What happens when a dozen farmers, a half dozen interested citizens, a shellfish farmer, a Skagit County Commissioner, staff from Skagit County Public Works and the Skagit Conservations District, and a couple environmentalists all get together? A lot of ideas are generated!
This happened during a recent meeting at the Alger Community Hall hosted by the Skagit Conservation District. The purpose of the meeting was to give everyone a chance to talk about ways to solve fecal coliform pollution in the Samish River caused by animal waste.
After an introduction by Carolyn Kelly, Skagit Conservation District Director, Skagit County’s Water Quality Analyst Rick Haley took the stage and explained that although water quality in the Samish has shown a lot of improvement over the last year, fecal coliform pollution is ongoing. The water is periodically unsafe for shellfish harvesting, and unsafe for family recreation. Following this update, the 25 or so attendees divided up into two groups. Once in the groups we brainstormed possible answers to two questions: “What is causing the fecal coliform pollution, and what should be done to solve this problem?”
Everybody offered up their ideas, and a moderator listed them on a poster board. Then each group presented their ideas to the entire group. A few of the ideas resulted in some audible grumbling, but everybody was civil and seemed genuinely interested in new ideas.
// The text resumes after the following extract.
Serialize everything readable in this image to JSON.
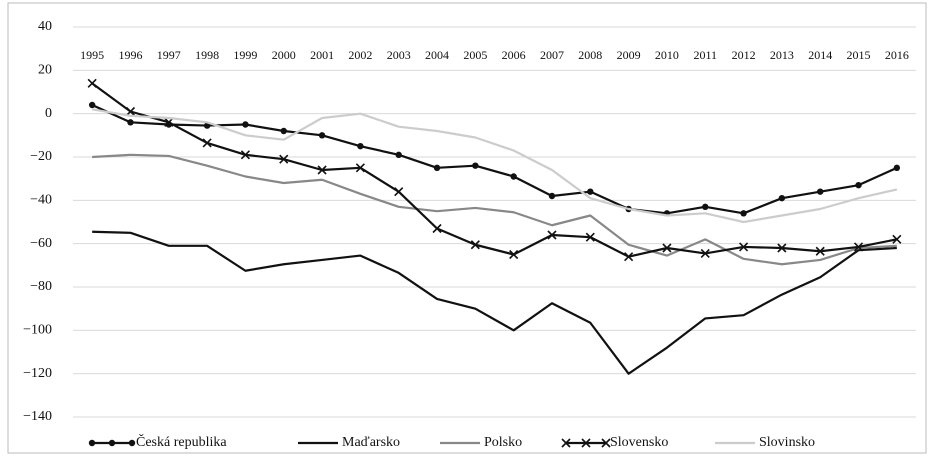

Here’s an unadulterated list of what both groups came up with:
- Uncovered piles of horse manure should be covered so they don’t become a source of pollution.
- More farms should follow farm plans.
- Hobby farmers should be required to get farm plans.
- Farm plans are great, but someone should field verify that they’re being followed.
- The many large drainage pipes that connect ditches and drain tiles to the Samish River should be tested to see if they are sources of pollution.
- Neighbors should talk to neighbors and try to stop pollution problems amongst themselves, without regulators.
- More peer to peer pressure, less regulations are needed.
- Regulators should stop blaming farmers.
- Everybody in the community would benefit from more education, in short courses, such as at local feed stores or Grange Halls.
- There needs to be more education about pet waste.
- Compliance inspections should be more consistent.
- Inspectors should look for all sources of pollution, not just from horses and cows.
- Inspectors should test the water every 10’ until “they” figure out where the problem is coming from.
- Stop looking for problems, start focusing on positive steps that have been taken.
- Publicize the places that have been fixed, and write articles about them.
- More small meetings, such as this, in local grange halls and kitchen tables will help to keep this conversation alive.
The best thing about this meeting was that a diverse group of people sat down together in a room and voiced their ideas. All of us want a clean river, and this is a great way to get everyone's ideas out in the open. Even though some people disagreed with a few of the ideas, everyone listened. I’m looking forward to more of these meetings, in the grange halls and other meeting places. Have any more ideas to add to the list? Thanks to Skagit Conservation District for hosting this meeting!